The amount of water babies need depends on their age, weight and activity level. A good rule of thumb is that your baby shouldn’t get less than 1 ounce of liquid for every 2 pounds of weight daily. For example, a 10-pound baby shouldn’t drink less than 2 ounces of fluid per day, a 20-pound baby shouldn’t drink less than 4 ounces and so on. A few sips throughout the day should be enough, but if you notice that your baby seems incredibly thirsty, you can offer her more for many feedings. Your pediatrician will know precisely how much fluid your baby should have based on his specific needs.

If you’re concerned about dehydration in your infant — or just want to make sure he’s getting enough fluids — here are some signs to look out for:

  • He’s thirsty. A dehydrated infant will often become irritable and may cry more than usual. He may also have a dry mouth, a sunken soft spot on his head, and sunken eyes.
  • His diapers aren’t wet enough. For example, if an infant isn’t urinating normally, he may be dehydrated. Likewise, if a baby’s diaper doesn’t seem wet enough for the amount of fluids he’s drinking, it could be a sign that he needs more fluids.
  • He has dark urine or fewer bowel movements than usual. Dehydration can cause darker-colored urine or more irregular bowel movements than usual (because of decreased urine production).
  • The skin on his face is pale rather than rosy. Pale skin is another sign of dehydration in infants and young children; it indicates that their blood pressure has dropped because they aren’t drinking enough fluids to keep up with their body’s needs (this can happen if they have diarrhea).

When Can Babies Have Water?

When your baby is around 6 months old, you can start offering small amounts of water – less than a tablespoon per feed. By this age, it will be important that liquids are seen as an alternative to breast milk or infant formula rather than a primary source of hydration.

Experienced parents know babies go through phases where they reject one thing and then another. Some might even balk at the taste and make a face, especially if they were expecting something else!

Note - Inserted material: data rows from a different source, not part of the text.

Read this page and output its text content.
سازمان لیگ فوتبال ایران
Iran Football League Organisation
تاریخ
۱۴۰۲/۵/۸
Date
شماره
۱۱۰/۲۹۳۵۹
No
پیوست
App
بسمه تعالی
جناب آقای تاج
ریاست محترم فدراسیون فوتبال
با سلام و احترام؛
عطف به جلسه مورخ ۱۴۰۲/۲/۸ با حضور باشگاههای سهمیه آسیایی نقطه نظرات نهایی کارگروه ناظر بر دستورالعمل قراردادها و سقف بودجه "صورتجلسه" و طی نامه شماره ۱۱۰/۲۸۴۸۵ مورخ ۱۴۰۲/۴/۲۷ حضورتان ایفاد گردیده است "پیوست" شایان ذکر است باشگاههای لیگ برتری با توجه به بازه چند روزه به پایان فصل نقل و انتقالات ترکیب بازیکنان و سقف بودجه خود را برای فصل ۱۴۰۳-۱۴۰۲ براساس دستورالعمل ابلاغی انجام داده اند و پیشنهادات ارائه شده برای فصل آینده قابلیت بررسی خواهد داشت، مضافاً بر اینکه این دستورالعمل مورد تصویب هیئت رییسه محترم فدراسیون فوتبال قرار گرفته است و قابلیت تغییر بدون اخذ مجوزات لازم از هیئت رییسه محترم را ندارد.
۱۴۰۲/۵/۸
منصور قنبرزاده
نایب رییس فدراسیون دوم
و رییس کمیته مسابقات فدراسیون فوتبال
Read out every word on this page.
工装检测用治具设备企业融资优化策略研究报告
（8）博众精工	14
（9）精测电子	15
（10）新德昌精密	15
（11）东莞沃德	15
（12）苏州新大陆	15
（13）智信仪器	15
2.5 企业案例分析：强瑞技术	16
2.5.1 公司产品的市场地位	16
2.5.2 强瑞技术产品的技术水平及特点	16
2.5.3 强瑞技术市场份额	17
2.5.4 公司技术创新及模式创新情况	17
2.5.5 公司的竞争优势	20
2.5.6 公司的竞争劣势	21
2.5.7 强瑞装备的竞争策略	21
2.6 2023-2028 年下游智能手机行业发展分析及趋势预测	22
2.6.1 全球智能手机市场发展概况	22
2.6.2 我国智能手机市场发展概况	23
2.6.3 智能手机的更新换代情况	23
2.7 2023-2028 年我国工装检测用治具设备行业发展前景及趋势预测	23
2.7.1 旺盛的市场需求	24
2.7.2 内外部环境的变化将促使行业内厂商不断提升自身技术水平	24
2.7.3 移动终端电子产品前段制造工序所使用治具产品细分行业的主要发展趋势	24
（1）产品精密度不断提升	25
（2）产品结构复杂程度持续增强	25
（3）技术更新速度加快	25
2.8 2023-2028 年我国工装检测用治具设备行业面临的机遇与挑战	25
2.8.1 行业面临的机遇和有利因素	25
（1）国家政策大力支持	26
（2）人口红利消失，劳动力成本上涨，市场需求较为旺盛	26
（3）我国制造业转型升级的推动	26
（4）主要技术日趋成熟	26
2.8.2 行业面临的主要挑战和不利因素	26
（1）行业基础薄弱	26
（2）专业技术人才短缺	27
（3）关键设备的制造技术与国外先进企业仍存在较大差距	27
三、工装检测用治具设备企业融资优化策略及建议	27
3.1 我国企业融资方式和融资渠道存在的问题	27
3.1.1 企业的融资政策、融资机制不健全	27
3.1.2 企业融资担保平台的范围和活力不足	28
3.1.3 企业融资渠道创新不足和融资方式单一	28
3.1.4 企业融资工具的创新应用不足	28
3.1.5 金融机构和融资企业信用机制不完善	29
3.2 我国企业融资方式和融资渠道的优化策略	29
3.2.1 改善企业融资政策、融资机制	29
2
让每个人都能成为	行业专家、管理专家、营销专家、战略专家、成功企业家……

Most babies will be accepting of water at this age and will have lowered their original rejection to a mild dislike. Kids will almost always accept water if you offer it plain without trying to disguise it with other fluids. If they shake their head and make a face, don’t sweat, they’ll get used to it eventually.

It’s important to know that their water intake will also increase as a child transitions from milk to water. This is because the body naturally wants more fluids when the milk intake has been significantly reduced. Around 1 year of age, your child should be receiving a routine for meals and snacks. In addition, they are now more active due to the motor skills necessary for crawling and walking. These changes in your child’s life will also inherently increase their water intake level.

The Final Word

Just like breastfeeding, water is vital for the health of a baby. More specifically, water supports the role urine plays in keeping a baby’s body working properly. With careful monitoring, your baby can have a successful water introduction with little to no risk of water intoxication. Consult your pediatrician if you have any concerns about your baby’s hydration. Keep in mind that each baby will differ in the amount of water they need, the rate at which they drink it and how long they can go without needing more fluids. However, with proper precautions, your baby’s introduction to water is likely to be safe.